Friday, 19 June 2009

Genesis Time Line / Chronology by Ages

I've recently been doing some work to introduce Genesis to a student, and I wanted to work out the exact time-scale fom Creation by the ages given in the family trees of 5 and 11 etc, but I found some fairly remarkable things out that have been staring me in the face for years, yet I have never cottoned on before. I ended up making a chart to lay them all out.
CLICK ON THE CHART TO ENLARGE - YOU CAN ALSO PRINT IT.

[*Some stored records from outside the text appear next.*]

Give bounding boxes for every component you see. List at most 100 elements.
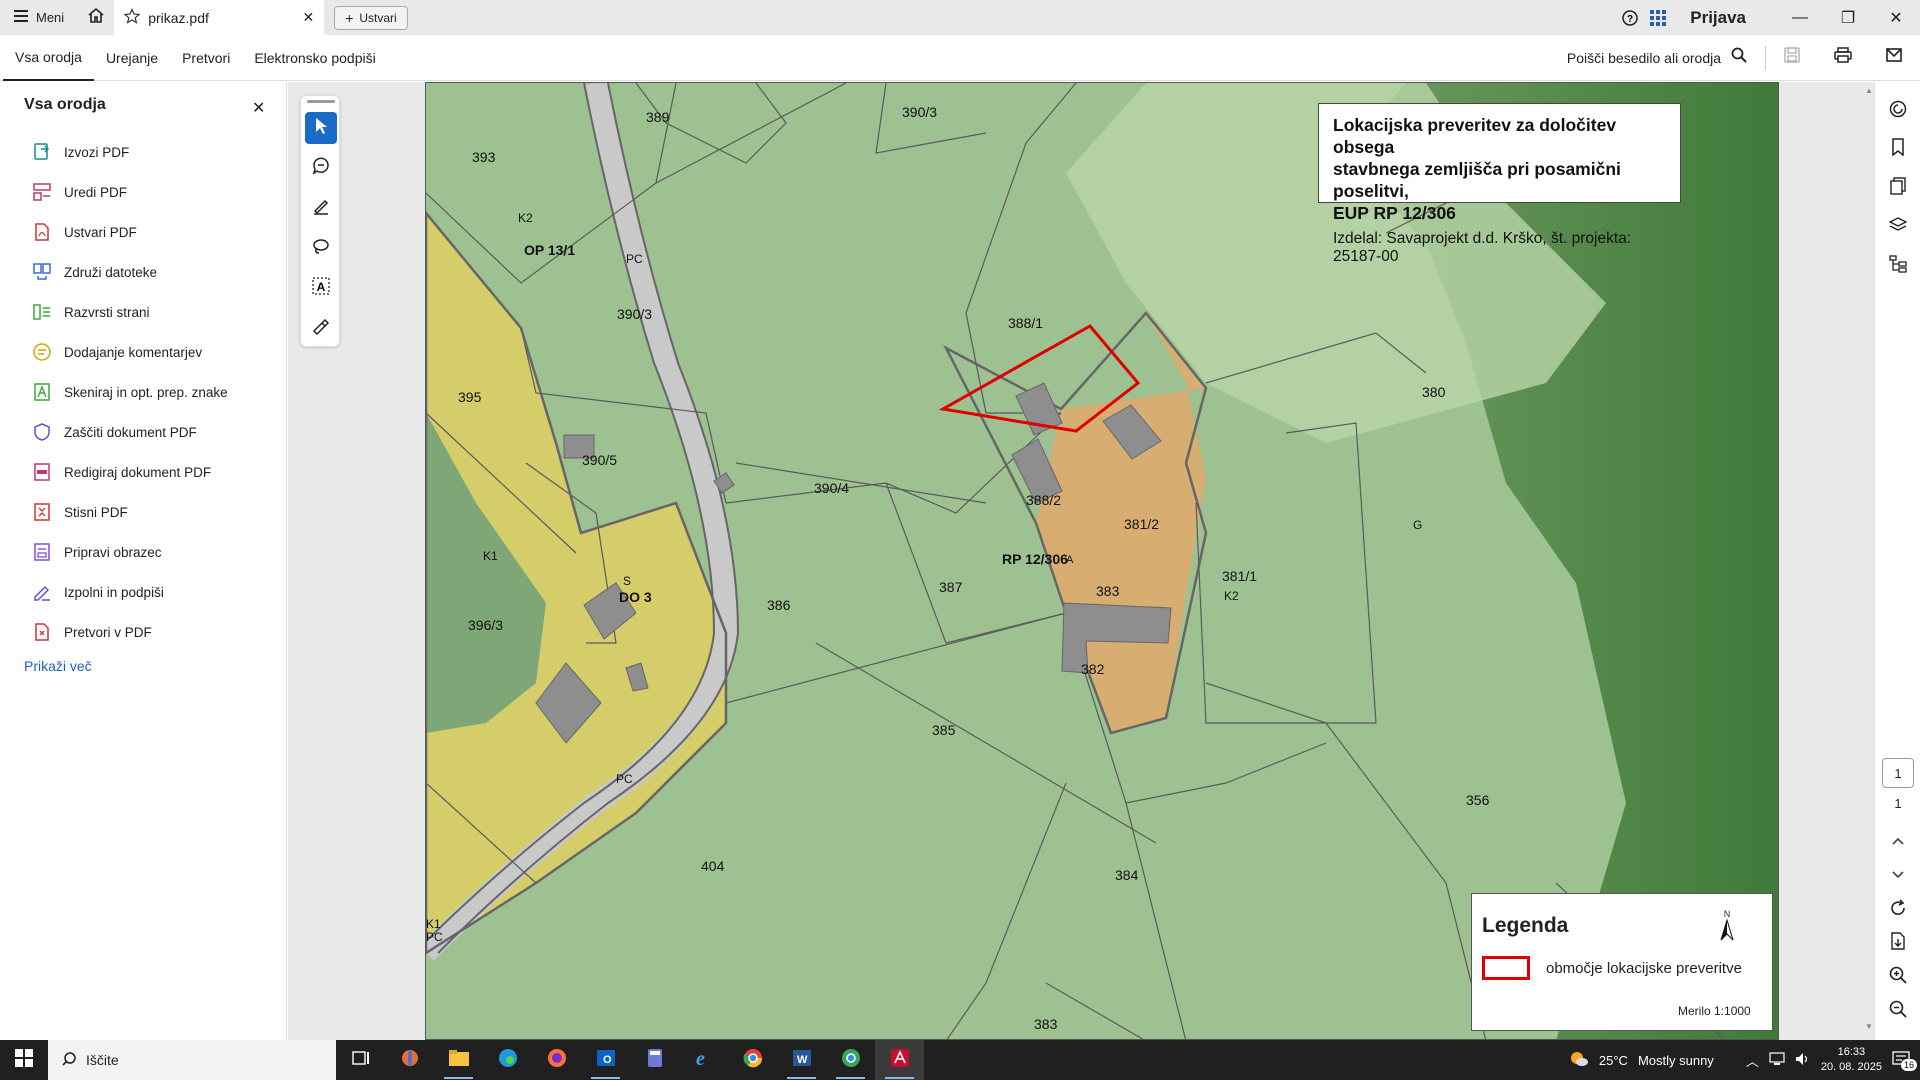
sign-tool-button[interactable] [305, 312, 337, 344]
vertical-scrollbar[interactable]: ▲ ▼ [1862, 82, 1873, 1040]
apps-grid-icon[interactable] [1644, 9, 1672, 26]
chrome-icon [743, 1048, 763, 1073]
new-tab-button[interactable]: + Ustvari [334, 5, 408, 30]
zoom-in-icon[interactable] [1887, 964, 1909, 986]
sidebar-item-scan-ocr[interactable]: Skeniraj in opt. prep. znake [32, 372, 228, 412]
svg-text:390/3: 390/3 [902, 104, 937, 120]
sidebar-item-label: Skeniraj in opt. prep. znake [64, 384, 228, 400]
start-button[interactable] [0, 1040, 48, 1080]
taskbar-app-chrome-profile[interactable] [826, 1040, 875, 1080]
menu-button[interactable]: Meni [0, 0, 78, 35]
find-text-button[interactable]: Poišči besedilo ali orodja [1567, 50, 1721, 66]
calculator-icon [647, 1048, 663, 1073]
close-tab-icon[interactable]: ✕ [302, 9, 314, 26]
tab-edit[interactable]: Urejanje [94, 35, 170, 81]
svg-text:PC: PC [616, 772, 633, 786]
search-icon[interactable] [1731, 47, 1747, 68]
taskbar-app-acrobat[interactable] [875, 1040, 924, 1080]
select-tool-button[interactable] [305, 112, 337, 144]
star-icon[interactable] [123, 8, 141, 27]
svg-text:386: 386 [767, 597, 791, 613]
pages-icon[interactable] [1887, 175, 1909, 197]
home-icon [87, 7, 105, 28]
text-select-button[interactable]: A [305, 272, 337, 304]
rotate-icon[interactable] [1887, 897, 1909, 919]
svg-text:404: 404 [701, 858, 725, 874]
sidebar-item-compress-pdf[interactable]: Stisni PDF [32, 492, 228, 532]
tab-all-tools[interactable]: Vsa orodja [3, 35, 94, 81]
redact-pdf-icon [32, 462, 52, 482]
sidebar-item-organize-pages[interactable]: Razvrsti strani [32, 292, 228, 332]
close-panel-icon[interactable]: ✕ [252, 98, 265, 118]
svg-text:OP 13/1: OP 13/1 [524, 242, 575, 258]
pdf-page[interactable]: 389 390/3 393 K2 OP 13/1 PC 390/3 388/1 … [425, 82, 1779, 1040]
print-icon[interactable] [1834, 47, 1852, 68]
current-page-input[interactable]: 1 [1882, 758, 1914, 788]
sidebar-item-export-pdf[interactable]: Izvozi PDF [32, 132, 228, 172]
document-tab[interactable]: prikaz.pdf ✕ [114, 0, 325, 35]
network-icon[interactable] [1769, 1051, 1785, 1069]
export-page-icon[interactable] [1887, 930, 1909, 952]
minimize-button[interactable]: — [1776, 0, 1824, 35]
signature-pen-icon [311, 316, 331, 341]
sidebar-item-edit-pdf[interactable]: Uredi PDF [32, 172, 228, 212]
structure-icon[interactable] [1887, 253, 1909, 275]
bookmark-icon[interactable] [1887, 136, 1909, 158]
sidebar-item-comment[interactable]: Dodajanje komentarjev [32, 332, 228, 372]
email-icon[interactable] [1886, 48, 1902, 67]
edit-pdf-icon [32, 182, 52, 202]
zoom-out-icon[interactable] [1887, 998, 1909, 1020]
task-view-button[interactable] [336, 1040, 385, 1080]
notifications-button[interactable]: 16 [1892, 1050, 1918, 1071]
volume-icon[interactable] [1795, 1052, 1811, 1069]
save-icon[interactable] [1784, 47, 1800, 68]
taskbar-app-paint[interactable] [385, 1040, 434, 1080]
rail-grip[interactable] [307, 100, 335, 103]
taskbar-app-file-explorer[interactable] [434, 1040, 483, 1080]
previous-page-icon[interactable] [1887, 830, 1909, 852]
plus-icon: + [345, 9, 354, 26]
word-icon: W [792, 1048, 812, 1073]
taskbar-app-chrome[interactable] [728, 1040, 777, 1080]
show-more-link[interactable]: Prikaži več [24, 658, 92, 674]
tab-convert[interactable]: Pretvori [170, 35, 242, 81]
ai-assistant-icon[interactable] [1887, 98, 1909, 120]
sidebar-item-redact-pdf[interactable]: Redigiraj dokument PDF [32, 452, 228, 492]
lasso-icon [311, 236, 331, 261]
taskbar-app-edge[interactable] [483, 1040, 532, 1080]
sidebar-item-combine-files[interactable]: Združi datoteke [32, 252, 228, 292]
taskbar-app-word[interactable]: W [777, 1040, 826, 1080]
svg-text:W: W [797, 1054, 808, 1066]
taskbar-app-internet-explorer[interactable]: e [679, 1040, 728, 1080]
weather-icon[interactable] [1569, 1050, 1589, 1071]
tab-e-sign[interactable]: Elektronsko podpiši [242, 35, 387, 81]
taskbar-app-calculator[interactable] [630, 1040, 679, 1080]
next-page-icon[interactable] [1887, 864, 1909, 886]
sign-in-button[interactable]: Prijava [1690, 8, 1746, 28]
taskbar-app-firefox[interactable] [532, 1040, 581, 1080]
svg-text:381/2: 381/2 [1124, 516, 1159, 532]
help-icon[interactable]: ? [1616, 9, 1644, 26]
add-comment-icon [311, 156, 331, 181]
tray-chevron-icon[interactable]: ︿ [1746, 1051, 1759, 1070]
clock[interactable]: 16:33 20. 08. 2025 [1821, 1045, 1882, 1075]
taskbar-search[interactable]: Iščite [48, 1040, 336, 1080]
map-scale: Merilo 1:1000 [1678, 1004, 1751, 1018]
sidebar-item-convert-pdf[interactable]: Pretvori v PDF [32, 612, 228, 652]
firefox-icon [547, 1048, 567, 1073]
comment-tool-button[interactable] [305, 152, 337, 184]
sidebar-item-prepare-form[interactable]: Pripravi obrazec [32, 532, 228, 572]
restore-button[interactable]: ❐ [1824, 0, 1872, 35]
layers-icon[interactable] [1887, 214, 1909, 236]
close-window-button[interactable]: ✕ [1872, 0, 1920, 35]
taskbar-app-outlook[interactable]: O [581, 1040, 630, 1080]
draw-tool-button[interactable] [305, 232, 337, 264]
sidebar-item-protect-pdf[interactable]: Zaščiti dokument PDF [32, 412, 228, 452]
highlight-tool-button[interactable] [305, 192, 337, 224]
chrome-profile-icon [841, 1048, 861, 1073]
clock-date: 20. 08. 2025 [1820, 1061, 1882, 1073]
sidebar-item-create-pdf[interactable]: Ustvari PDF [32, 212, 228, 252]
svg-text:393: 393 [472, 149, 496, 165]
home-button[interactable] [78, 0, 114, 35]
sidebar-item-fill-sign[interactable]: Izpolni in podpiši [32, 572, 228, 612]
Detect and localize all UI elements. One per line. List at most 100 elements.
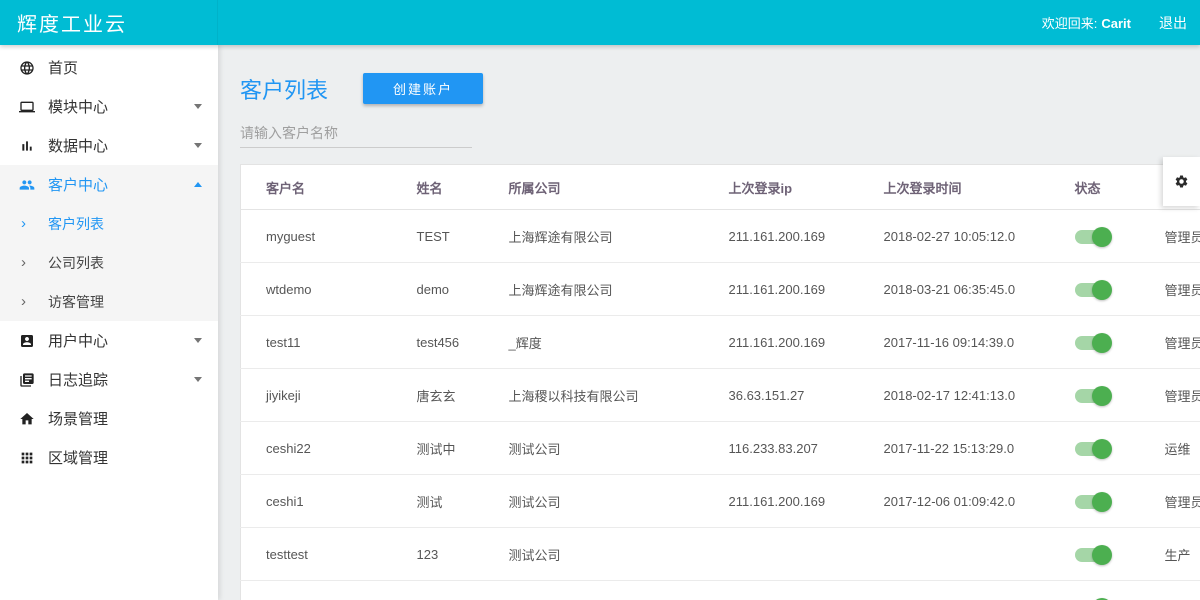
sidebar: 首页模块中心数据中心客户中心 › 客户列表 ›公司列表 › 访客管理用户中心日志追踪场景管… — [0, 45, 218, 600]
table-row: testtest123测试公司生产 — [241, 528, 1200, 581]
chevron-right-icon: › — [21, 294, 34, 309]
table-row: ceshi1测试测试公司211.161.200.1692017-12-06 01… — [241, 475, 1200, 528]
logs-icon — [19, 372, 35, 388]
cell-role: 生产 — [1164, 528, 1200, 581]
column-header: 所属公司 — [508, 165, 728, 210]
welcome-prefix: 欢迎回来: — [1042, 16, 1098, 31]
table-row: ceshi22测试中测试公司116.233.83.2072017-11-22 1… — [241, 422, 1200, 475]
logs-icon — [19, 372, 35, 388]
cell-company — [508, 581, 728, 600]
toggle-knob — [1092, 386, 1112, 406]
contact-card-icon — [19, 333, 35, 349]
table-header-row: 客户名姓名所属公司上次登录ip上次登录时间状态 — [241, 165, 1200, 210]
sidebar-item-data-center[interactable]: 数据中心 — [0, 126, 218, 165]
globe-icon — [19, 60, 35, 76]
sidebar-subitem-company-list[interactable]: ›公司列表 — [0, 243, 218, 282]
cell-company: 测试公司 — [508, 528, 728, 581]
column-settings-button[interactable] — [1163, 157, 1200, 206]
table-row: myguestTEST上海辉途有限公司211.161.200.1692018-0… — [241, 210, 1200, 263]
cell-name — [416, 581, 508, 600]
cell-status — [1074, 422, 1164, 475]
cell-time: 2018-02-17 12:41:13.0 — [883, 369, 1074, 422]
sidebar-item-label: 区域管理 — [48, 447, 108, 468]
sidebar-item-label: 场景管理 — [48, 408, 108, 429]
home-icon — [19, 411, 35, 427]
cell-role: 管理员 — [1164, 263, 1200, 316]
sidebar-item-user-center[interactable]: 用户中心 — [0, 321, 218, 360]
customer-table: 客户名姓名所属公司上次登录ip上次登录时间状态 myguestTEST上海辉途有… — [240, 164, 1200, 600]
cell-status — [1074, 263, 1164, 316]
sidebar-subitem-label: 客户列表 — [48, 214, 104, 234]
sidebar-item-label: 数据中心 — [48, 135, 108, 156]
column-header: 上次登录ip — [728, 165, 883, 210]
sidebar-item-label: 用户中心 — [48, 330, 108, 351]
cell-username: ceshi22 — [241, 422, 416, 475]
cell-username — [241, 581, 416, 600]
cell-username: ceshi1 — [241, 475, 416, 528]
toggle-knob — [1092, 333, 1112, 353]
cell-time: 2017-12-06 01:09:42.0 — [883, 475, 1074, 528]
sidebar-item-region-mgmt[interactable]: 区域管理 — [0, 438, 218, 477]
status-toggle[interactable] — [1075, 283, 1109, 297]
cell-role: 管理员 — [1164, 475, 1200, 528]
cell-name: 123 — [416, 528, 508, 581]
cell-ip: 211.161.200.169 — [728, 263, 883, 316]
chevron-right-icon: › — [21, 216, 34, 231]
cell-role: 管理员 — [1164, 369, 1200, 422]
sidebar-item-scene-mgmt[interactable]: 场景管理 — [0, 399, 218, 438]
cell-name: TEST — [416, 210, 508, 263]
cell-company: 上海辉途有限公司 — [508, 210, 728, 263]
column-header: 姓名 — [416, 165, 508, 210]
create-account-button[interactable]: 创建账户 — [363, 73, 483, 104]
cell-company: 测试公司 — [508, 475, 728, 528]
sidebar-item-label: 日志追踪 — [48, 369, 108, 390]
status-toggle[interactable] — [1075, 336, 1109, 350]
sidebar-subitem-label: 访客管理 — [48, 292, 104, 312]
toggle-knob — [1092, 280, 1112, 300]
cell-name: demo — [416, 263, 508, 316]
people-icon — [19, 177, 35, 193]
sidebar-item-customer-center[interactable]: 客户中心 — [0, 165, 218, 204]
status-toggle[interactable] — [1075, 389, 1109, 403]
page-head: 客户列表 创建账户 — [218, 45, 1200, 104]
sidebar-subitem-customer-list[interactable]: › 客户列表 — [0, 204, 218, 243]
chevron-down-icon — [194, 104, 202, 109]
cell-name: 测试 — [416, 475, 508, 528]
chevron-down-icon — [194, 143, 202, 148]
status-toggle[interactable] — [1075, 442, 1109, 456]
sidebar-item-home[interactable]: 首页 — [0, 48, 218, 87]
laptop-icon — [19, 99, 35, 115]
cell-company: 测试公司 — [508, 422, 728, 475]
page-title: 客户列表 — [240, 73, 328, 105]
column-header: 上次登录时间 — [883, 165, 1074, 210]
sidebar-subitem-visitor-mgmt[interactable]: › 访客管理 — [0, 282, 218, 321]
sidebar-subitem-label: 公司列表 — [48, 253, 104, 273]
cell-ip: 211.161.200.169 — [728, 210, 883, 263]
cell-time — [883, 528, 1074, 581]
cell-ip — [728, 528, 883, 581]
sidebar-item-module-center[interactable]: 模块中心 — [0, 87, 218, 126]
cell-name: 唐玄玄 — [416, 369, 508, 422]
gear-icon — [1174, 174, 1189, 189]
people-icon — [19, 177, 35, 193]
cell-username: myguest — [241, 210, 416, 263]
status-toggle[interactable] — [1075, 548, 1109, 562]
status-toggle[interactable] — [1075, 230, 1109, 244]
cell-ip: 211.161.200.169 — [728, 316, 883, 369]
welcome-text: 欢迎回来:Carit — [1042, 13, 1131, 32]
cell-status — [1074, 528, 1164, 581]
logout-button[interactable]: 退出 — [1159, 13, 1187, 33]
cell-time: 2018-02-27 10:05:12.0 — [883, 210, 1074, 263]
customer-search-input[interactable] — [240, 122, 472, 148]
column-header: 状态 — [1074, 165, 1164, 210]
sidebar-item-label: 客户中心 — [48, 174, 108, 195]
toggle-knob — [1092, 227, 1112, 247]
bar-chart-icon — [19, 138, 35, 154]
table-row — [241, 581, 1200, 600]
status-toggle[interactable] — [1075, 495, 1109, 509]
sidebar-item-log-tracking[interactable]: 日志追踪 — [0, 360, 218, 399]
cell-company: 上海稷以科技有限公司 — [508, 369, 728, 422]
app-header: 辉度工业云 欢迎回来:Carit 退出 — [0, 0, 1200, 45]
cell-status — [1074, 369, 1164, 422]
cell-status — [1074, 581, 1164, 600]
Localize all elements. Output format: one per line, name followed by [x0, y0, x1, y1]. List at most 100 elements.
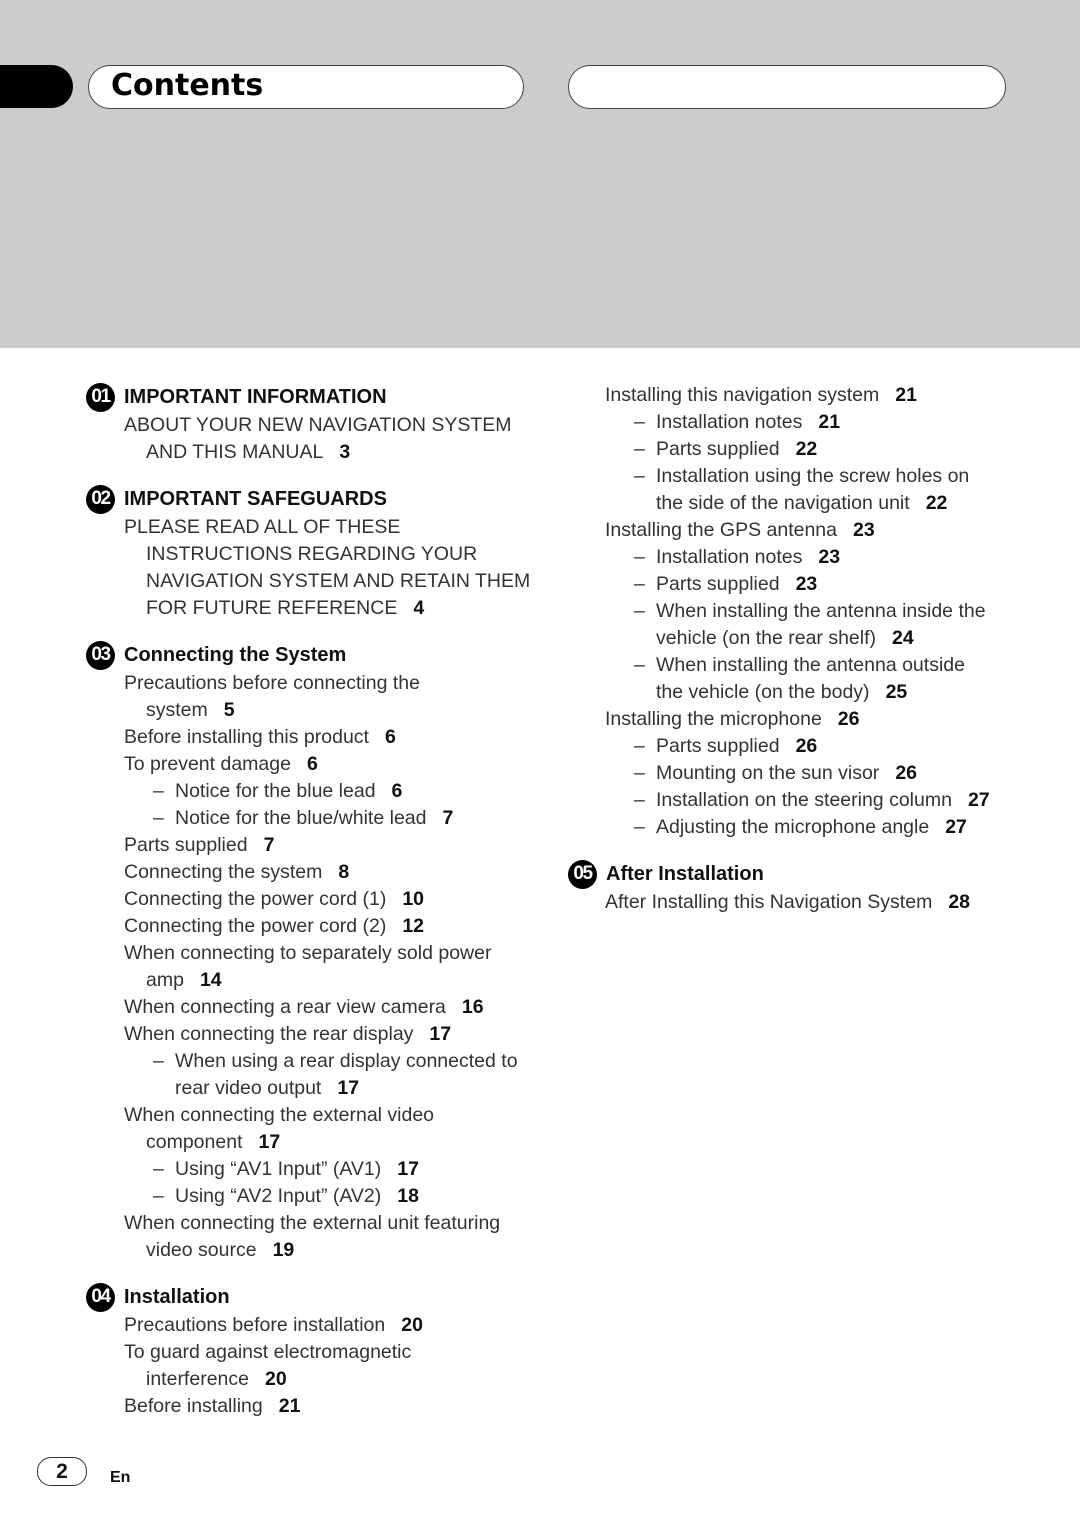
toc-entry[interactable]: – Installation notes 23: [568, 544, 1028, 571]
toc-entry[interactable]: – Parts supplied 22: [568, 436, 1028, 463]
page-ref[interactable]: 22: [796, 438, 818, 460]
page-ref[interactable]: 26: [838, 708, 860, 730]
page-title: Contents: [111, 68, 264, 103]
toc-entry[interactable]: Installing this navigation system 21: [568, 382, 1028, 409]
toc-entry[interactable]: Before installing this product 6: [86, 724, 546, 751]
section-title[interactable]: Connecting the System: [124, 644, 346, 667]
page-ref[interactable]: 8: [338, 861, 349, 883]
toc-entry[interactable]: Before installing 21: [86, 1393, 546, 1420]
toc-entry[interactable]: To prevent damage 6: [86, 751, 546, 778]
toc-entry[interactable]: – Mounting on the sun visor 26: [568, 760, 1028, 787]
dash-bullet: –: [634, 789, 645, 811]
toc-entry[interactable]: – Installation using the screw holes on th…: [568, 463, 1028, 517]
page-ref[interactable]: 19: [273, 1239, 295, 1261]
toc-entry[interactable]: – Notice for the blue/white lead 7: [86, 805, 546, 832]
section-title[interactable]: Installation: [124, 1286, 230, 1309]
page-ref[interactable]: 14: [200, 969, 222, 991]
page-ref[interactable]: 17: [258, 1131, 280, 1153]
page-ref[interactable]: 4: [413, 597, 424, 619]
toc-entry[interactable]: – Parts supplied 23: [568, 571, 1028, 598]
entry-first-line: When connecting the external unit featur…: [124, 1210, 546, 1237]
toc-entry[interactable]: When connecting the external unit featur…: [86, 1210, 546, 1264]
toc-entry[interactable]: – Using “AV1 Input” (AV1) 17: [86, 1156, 546, 1183]
page-ref[interactable]: 22: [926, 492, 948, 514]
section-title[interactable]: IMPORTANT SAFEGUARDS: [124, 488, 387, 511]
toc-entry[interactable]: – Installation on the steering column 27: [568, 787, 1028, 814]
entry-text: Using “AV1 Input” (AV1): [175, 1158, 382, 1180]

Notice that Adam had only just died when Noah was born, and Noah was alive when Abram was born. This means that we should not think that the prehistoric stories had been handed down as oral tradition through several generations, because cynics often treat them as if they are myths. As such Abram was able to get first-hand/eye-witness accounts of the flood from Noah and Shem, who indeed outlived Abram. In fact the Talmud says that Abram spent most of his early life being taught by Noah and Shem, which might well be true.
Although I am a BibleBasher, I don't believe in assassinating the intellect on the altar of faith, although if the Bible said Jonah swallowed the whale I would believe it. As archeaologists we should regard what the Bible says as a source of information just as any ancient text, yet I find it interesting to see how many Christian academics/scholars pander to assumptions made by non-Christians. For example the idea that man has developed from ape to caveman and finally to modern man goes hand-in-hand with the idea that civilisation has developed gradually fom primitive to sophisticated. Therefore writing has developed from crude pictures into symbols and finally letters, as indeed language must have developed from grunts to speech. As a Bible believer I see that man started sophisticated, able to speak and in the 9th generation (while Adam was still alive) was able to work bronze and iron (4v22), a skill that must have then been lost in the flood. Most important of all is the ability to write. I see in Genesis 6v9 "This is the account of Noah" which I understand to mean that Noah wrote it (as indeed 37v2 can't mean that it is a story about Jacob, because it is about Joseph, so it must be a story by Jacob). It stands to reason that Adam would have made a permanent record of his life, as became the custom in subsequent generations. However, I have just read a book, written by a Bible believing Christian, that panders to the notion that writing developed gadually so we could not have eye-witness accounts from prehistory - I would assert that apart from the first 6 days of Creation, we have texts that are reliable even from a historical/archaeological point of view.